MATTEOTTI - … perchè se nominalmente la maggioranza governativa ha ottenuto quattro milioni di voti, noi sappiamo che questo risultato è la conseguenza di una mostruosa violenza.
(Dai loro banchi, i fascisti mostrano i pugni all’oratore. Nell’emiciclo, i più violenti cercano di slanciarsi contro Matteotti. Impassibile al suo banco, Mussolini, lo sguardo corrucciato, assiste alla scena senza fare un gesto, senza dire una parola).
MATTEOTTI - Per dichiarazione esplicita del capo dei fascismo, il governo non considerava la sua sorte legata al responso elettorale. Anche se messo in minoranza sarebbe rimasto al potere…
STARACE - Proprio così, abbiamo il potere e lo conserveremo.
(Adesso tutta la Camera grida contemporaneamente. Una voce erompe: - Vi insegneremo a rispettarci a colpi di calcio di fucile nella schiena! Un’altra voce apostrofa: - Siete un branco di vigliacchi! Padrone di sè stesso, Matteotti lascia affievolirsi il tumulto, senza raccogliere le interruzioni).
MATTEOTTI - Per sostenere questi propositi del governo, c’è una milizia armata…(A Destra - Viva la milizia!)- …che non è al servizio dello Stato, né al servizio del paese, ma al servizio d’un partito…
(- Basta! Basta! - si grida a destra. - Cacciatelo dalla tribuna!)
(Adesso l’oratore denuncia la lunga serie delle violenze; l’impossibilità degli elettori dell’opposizione di raccogliere liberamente le firme per la proclamazione delle candidature; l’impossibilità per i candidati di prendere contatto coi corpo elettorale; l’interdizione della propaganda; le violenze contro la stampa.
Al banco del governo, Mussolini non pronuncia una parola per ottenere il rispetto del suo avversario. Ha il mento appoggiato sulle braccia incrociate sul banco e rimane immobile, impenetrabile. Adesso l’oratore socialista allarga il dibattito. Invoca, al di sopra delle dottrine, il sentimento di giustizia).
MATTEOTTI - Badate, il soffocamento della libertà conduce ad errori dei quali il popolo ha provato che sa guarire. La tirannia determina la morte della nazione…
(Le violenze della destra raddoppiano. Tutti insieme i deputati urlano e insultano.

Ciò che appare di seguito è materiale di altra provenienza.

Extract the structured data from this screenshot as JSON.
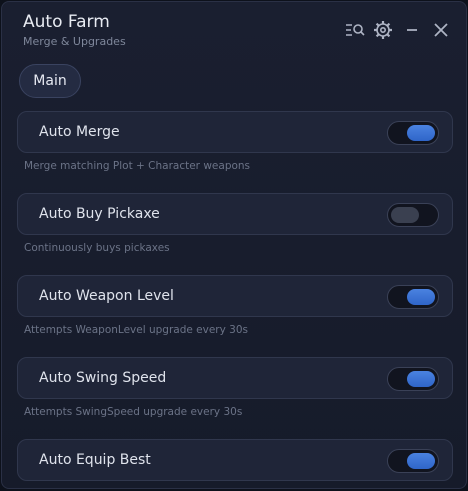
{
  "window": {
    "title": "Auto Farm",
    "subtitle": "Merge & Upgrades"
  },
  "titlebar_icons": [
    "search-list-icon",
    "gear-icon",
    "minimize-icon",
    "close-icon"
  ],
  "tabs": [
    {
      "label": "Main",
      "active": true
    }
  ],
  "toggles": [
    {
      "label": "Auto Merge",
      "description": "Merge matching Plot + Character weapons",
      "enabled": true
    },
    {
      "label": "Auto Buy Pickaxe",
      "description": "Continuously buys pickaxes",
      "enabled": false
    },
    {
      "label": "Auto Weapon Level",
      "description": "Attempts WeaponLevel upgrade every 30s",
      "enabled": true
    },
    {
      "label": "Auto Swing Speed",
      "description": "Attempts SwingSpeed upgrade every 30s",
      "enabled": true
    },
    {
      "label": "Auto Equip Best",
      "description": "",
      "enabled": true
    }
  ],
  "colors": {
    "accent": "#3b74d8",
    "background": "#161b2a",
    "card": "#1f2538"
  }
}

Affaticato dal lungo sforzo, Matteotti non cede. Nessuna traccia di demagogia nel suo discorso. Egli espone dei fatti, dice ciò che ha visto, oppone agli insulti dei documenti. La sua perorazione è di una grande sobrietà).
MATTEOTTI - Voi volete rigettare il paese indietro, verso l’assolutismo. Noi difendiamo la libera sovranità dei popolo italiano, al quale rivolgiamo il nostro saluto e del quale salvaguarderemo la dignità domandando che si faccia luce sulle elezioni.
(In piedi la sinistra acclama Matteotti. A destra si grida:-Venduto! Traditore! Provocatore!).
- E adesso - dice sorridendo Matteotti, ai suoi amici - potete preparare la mia orazione funebre.
Fra un tumulto indiavolato la seduta è tolta. Un gruppo di deputati circonda Mussolini e l’acclama.
II «duce» non nasconde più il suo malumore. Il giorno prima, interrompendo un oratore, aveva detto: - Dodici pallottole nella schiena costituiscono un ottimo rimedio contro gli avversari in malafede.